La deviazione che non doveva prendere
Quando Matteo Bellini lasciò Bologna, il navigatore gli indicava cinquantadue minuti fino all’aeroporto, un margine che lui considerava sufficiente ma non generoso, soprattutto perché alle tredici avrebbe dovuto prendere un volo per Amsterdam e quella sera stessa era prevista una cena con i rappresentanti di un gruppo olandese interessato alla sua azienda. Aveva quarantasei anni, dirigeva quasi ottanta dipendenti e negli ultimi tempi aveva cominciato a misurare perfino le visite a sua madre in base allo spazio libero che restava tra due appuntamenti.
Poco dopo Imola, un incidente sulla strada principale costrinse il navigatore a proporgli una deviazione attraverso le colline, lungo una provinciale stretta che Matteo non aveva mai percorso. All’inizio si irritò, poi accelerò appena il traffico scomparve, attraversando una successione di vigneti, case di pietra e piccoli poderi che gli sembravano appartenere a un mondo nel quale nessuno aveva fretta.
Fu vicino a una cappella abbandonata che vide un uomo anziano inginocchiato accanto al fossato, mentre una donna della stessa età camminava avanti e indietro lungo una recinzione chiamando qualcosa. Matteo li superò, percorse quasi duecento metri, poi frenò e rimase qualche secondo con entrambe le mani sul volante, arrabbiato soprattutto con se stesso perché sapeva già che avrebbe fatto retromarcia.

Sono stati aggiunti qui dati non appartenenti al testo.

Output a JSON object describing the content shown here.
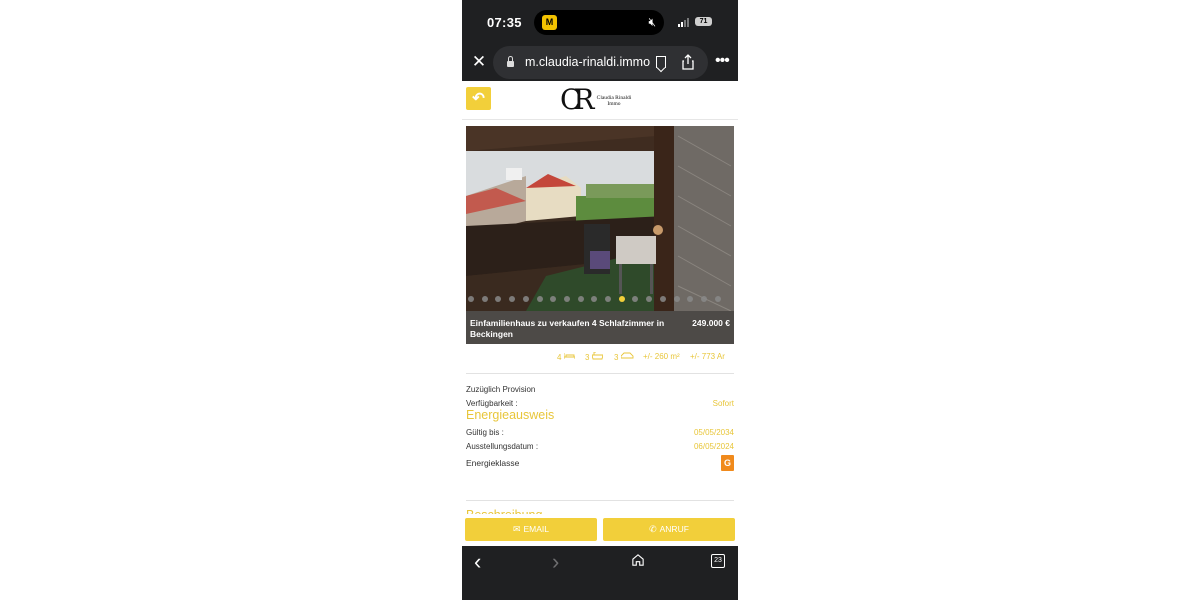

— È successo qualcosa? Avete bisogno di un’ambulanza?
L’uomo si alzò con fatica e scosse la testa, mentre la donna si avvicinò stringendo contro il petto un vecchio guinzaglio rosso. Si chiamava Teresa, aveva settantotto anni e spiegò che Nerina, la loro cagnolina meticcia di piccola taglia, era scappata durante il temporale della notte precedente, quando un ramo aveva fatto cadere una parte della rete.
— Mio marito non dovrebbe nemmeno stare qui a cercarla, perché ha il cuore malato, ma provi a dirgli di tornare a casa, disse Teresa. Nerina vive con noi da tredici anni e da quando nostro figlio si è trasferito a Torino, quella bestiola dorme davanti alla porta della sua vecchia camera.
Matteo guardò l’orologio e calcolò che poteva concedere loro al massimo un quarto d’ora, anche se una voce dentro di lui continuava a ripetere che non erano affari suoi. Lasciò la valigia nel bagagliaio, si tolse la giacca e seguì i due anziani lungo un sentiero fangoso, chiamando una cagnolina che non aveva mai visto mentre le sue scarpe eleganti affondavano nella terra bagnata.
Dopo dieci minuti non avevano trovato nulla, e Matteo cominciò a pentirsi seriamente di essersi fermato, soprattutto quando ricevette un messaggio dalla sua assistente che gli ricordava l’orario limite per il check-in. Teresa però continuava a chiamare Nerina con una voce sempre più sottile, finché si fermò davanti a un filare e si asciugò gli occhi con il dorso della mano.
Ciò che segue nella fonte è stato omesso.